Whether a dealer decides to stay true to vinyl or any other format, diversity is key to sales. Schwab, who is based out of St. Louis, Mo., specializes in jazz but knows the value of having variety in his stock when attending the Austin show. “I sold a second-state, stereo Beatles Butcher Cover for $1,200,” he said.
Meanwhile, standing next to a table scattered with a crate of 12-inch singles, Harrison gave a thumbs up and pointed to a small collection of vintage rap he’s purchased, most recorded seven years before his birth, in 1987.
“I think there is a younger generation that has developed a real cult following for vinyl as a collectible,” said BlueBeat Records owner and convention dealer Charlie Lange, of Boulder Creek, Calif. “A lot of them will buy a 45 record for $2 to $3, instead of buying a whole compact disc for $18.”
Even though the vinyl trend still appears to be #1 with a bullet, it can frustrate some dealers who must keep track of fickle buying trends. “Last year I did really well with Northern Soul,” said Branham.
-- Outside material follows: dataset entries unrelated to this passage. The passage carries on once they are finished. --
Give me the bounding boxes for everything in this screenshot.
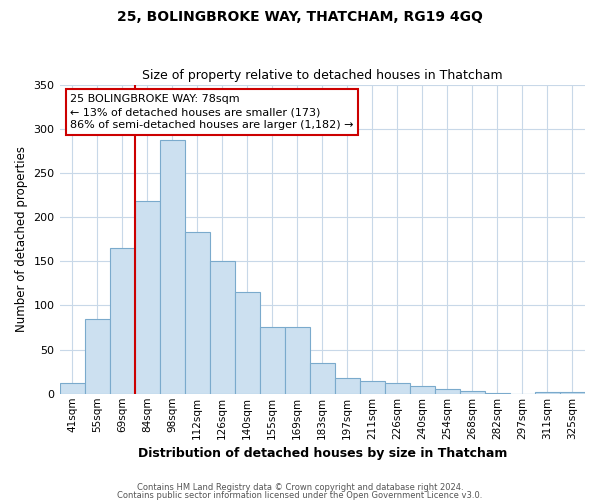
Bar	[435, 390, 460, 394]
Bar	[134, 201, 160, 394]
Text: 25 BOLINGBROKE WAY: 78sqm
← 13% of detached houses are smaller (173)
86% of semi: 25 BOLINGBROKE WAY: 78sqm ← 13% of detac…	[70, 94, 353, 130]
Bar	[260, 326, 285, 394]
X-axis label: Distribution of detached houses by size in Thatcham: Distribution of detached houses by size …	[137, 447, 507, 460]
Text: 25, BOLINGBROKE WAY, THATCHAM, RG19 4GQ: 25, BOLINGBROKE WAY, THATCHAM, RG19 4GQ	[117, 10, 483, 24]
Bar	[59, 383, 85, 394]
Bar	[535, 392, 560, 394]
Bar	[285, 326, 310, 394]
Bar	[460, 391, 485, 394]
Bar	[85, 318, 110, 394]
Text: Contains HM Land Registry data © Crown copyright and database right 2024.: Contains HM Land Registry data © Crown c…	[137, 484, 463, 492]
Bar	[235, 292, 260, 394]
Title: Size of property relative to detached houses in Thatcham: Size of property relative to detached ho…	[142, 69, 503, 82]
Bar	[310, 363, 335, 394]
Bar	[560, 392, 585, 394]
Bar	[160, 140, 185, 394]
Bar	[335, 378, 360, 394]
Bar	[385, 383, 410, 394]
Bar	[360, 382, 385, 394]
Bar	[209, 261, 235, 394]
Bar	[185, 232, 209, 394]
Bar	[485, 393, 510, 394]
Y-axis label: Number of detached properties: Number of detached properties	[15, 146, 28, 332]
Bar	[410, 386, 435, 394]
Text: Contains public sector information licensed under the Open Government Licence v3: Contains public sector information licen…	[118, 490, 482, 500]
Bar	[110, 248, 134, 394]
This year, I couldn’t give it away — I might have sold three in the three days I was here.”
“I don’t know what the big deal is with Northern Soul,” said collector Barney Koumis, who regularly makes the pilgrimage to Austin from London, England, in search of ’50s and ’60s era rock and rockabilly. “The U.K. loves rockabilly,” he admitted, as he showed off his recently acquired copy of the single “Split Personality” by Smokey Joe Baugh and Clyde Leoppard on the Flip label. “I bought this for $400 — I’ve seen it sell for $2,000. I’m happy.”
New to the Austin show this year was the presence of eBay University. Representatives of the online auction site held classes during the convention, aimed mainly at dealers, who are increasingly using the service to supplement their full-time sales. “If you can’t beat them, you join them,” said one dealer, who didn’t want to be identified. “Look, I’m not stupid. I could have a store and pay rent and wait for someone to come in and buy. But why, when, for a couple of bucks, I can sell this album to some guy in Germany.”
Although it is convenient to buy music from dealers around the world with a mouse click, Japan-based dealer and collector Tsuyoshi Fukuda would rather travel the globe for his soul, funk and hip-hop collection. “I just got back from a show in Toronto, and I’m leaving next week for a show in New York — I’m shipping all of this back to Japan today,” he said, as he showed off a 4-foot high stack of vinyl.
“I think, in a lot of respects, outside of eBay, there aren’t a lot of places to buy vinyl except at the record shows,” said Euclid’s Schwab. “Not only can you buy, but you can also make contacts for vinyl. I don’t do a lot of record shows, but it builds a customer base for me, both here and with my eBay sales,” he said.
In spite of the larger venue and the increase in dealer participation, the quest for Eddie Arnold vinyl eluded Charles Davis, who spent the better part of his Saturday hunting for additions to his collection.
“I guess I’ve gotten everything I can get here,” he said, before heading back to San Antonio. In spite of walking away without crossing one thing off of his typewritten list, he didn’t feel discouraged. “I’ll be back next time, you bet.”
The next Austin Record Convention is scheduled for Oct. 28-30, 2005.